Question you might get
“Following this ruling, how would you advise a litigation funder structuring a new funding agreement for a UK competition collective proceedings claim to minimise the risk of a court later finding the agreed return 'excessive'?”
Full answer
A London court has rejected Innsworth's challenge to its share of the £200 million Mastercard settlement, affirming that a higher return would have been 'excessive.' The case matters because it confirms that UK courts will apply a proportionality lens to litigation funder returns even where the funding agreement was freely negotiated — effectively creating a judicial override that funders and claimant lawyers must price into future agreements.
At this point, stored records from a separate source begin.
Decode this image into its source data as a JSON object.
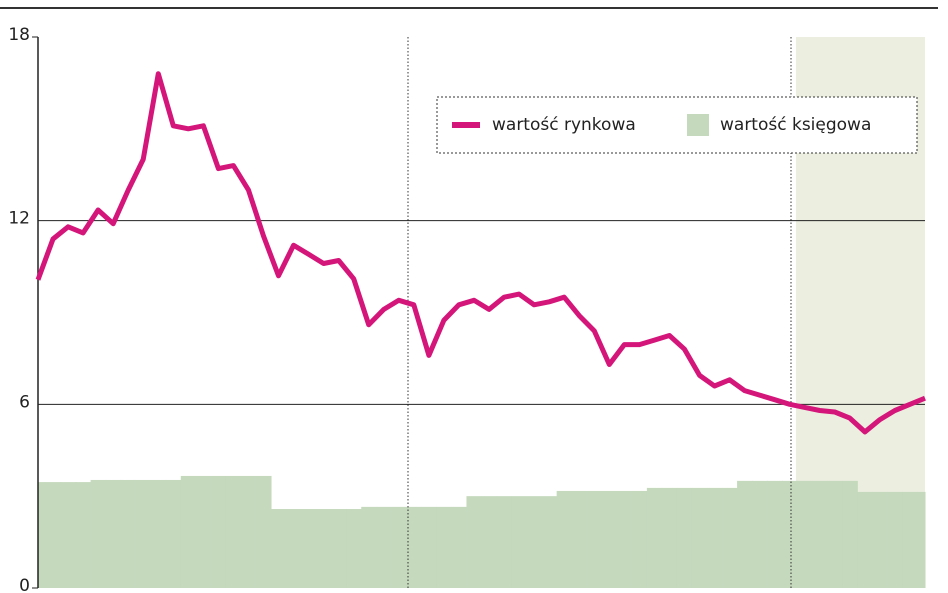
{
  "chart_data": {
    "type": "line",
    "categories": [
      null,
      null,
      null,
      null,
      null,
      null,
      null,
      null,
      null,
      null,
      null,
      null,
      null,
      null,
      null,
      null,
      null,
      null,
      null,
      null,
      null,
      null,
      null,
      null,
      null,
      null,
      null,
      null,
      null,
      null,
      null,
      null,
      null,
      null,
      null,
      null,
      null,
      null,
      null,
      null,
      null,
      null,
      null,
      null,
      null,
      null,
      null,
      null,
      null,
      null,
      null,
      null,
      null,
      null,
      null,
      null,
      null,
      null,
      null,
      null
    ],
    "series": [
      {
        "name": "wartość rynkowa",
        "color": "#d4157a",
        "style": "line",
        "values": [
          10.07,
          11.4,
          11.8,
          11.6,
          12.35,
          11.9,
          13.0,
          14.0,
          16.8,
          15.1,
          15.0,
          15.1,
          13.7,
          13.8,
          13.0,
          11.5,
          10.2,
          11.2,
          10.9,
          10.6,
          10.7,
          10.1,
          8.6,
          9.1,
          9.4,
          9.25,
          7.6,
          8.75,
          9.25,
          9.4,
          9.1,
          9.5,
          9.6,
          9.25,
          9.35,
          9.5,
          8.9,
          8.4,
          7.3,
          7.95,
          7.95,
          8.1,
          8.25,
          7.8,
          6.95,
          6.6,
          6.8,
          6.45,
          6.3,
          6.15,
          6.0,
          5.9,
          5.8,
          5.75,
          5.55,
          5.1,
          5.5,
          5.8,
          6.0,
          6.2
        ]
      },
      {
        "name": "wartość księgowa",
        "color": "#c5d9bd",
        "style": "step-area",
        "values": [
          3.46,
          3.46,
          3.46,
          3.46,
          3.53,
          3.53,
          3.53,
          3.53,
          3.53,
          3.53,
          3.66,
          3.66,
          3.66,
          3.66,
          3.66,
          3.66,
          2.58,
          2.58,
          2.58,
          2.58,
          2.58,
          2.58,
          2.65,
          2.65,
          2.65,
          2.65,
          2.65,
          2.65,
          2.65,
          3.0,
          3.0,
          3.0,
          3.0,
          3.0,
          3.0,
          3.17,
          3.17,
          3.17,
          3.17,
          3.17,
          3.17,
          3.27,
          3.27,
          3.27,
          3.27,
          3.27,
          3.27,
          3.5,
          3.5,
          3.5,
          3.5,
          3.5,
          3.5,
          3.5,
          3.5,
          3.14,
          3.14,
          3.14,
          3.14,
          3.14
        ]
      }
    ],
    "ylim": [
      0,
      18
    ],
    "yticks": [
      0,
      6,
      12,
      18
    ],
    "grid": true,
    "legend": "upper right"
  }
}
The wider context is the post-PACCAR regulatory uncertainty around litigation funding in UK collective proceedings, where the legal status and enforceability of funding agreements has been contested at the highest levels. This ruling reinforces the supervisory role of courts and tribunals in this space, suggesting that the era of unconstrained funder return multiples in collective proceedings may be closing. Firms advising funders or claimant classes need to build greater return-proportionality analysis into funding term negotiations from the outset.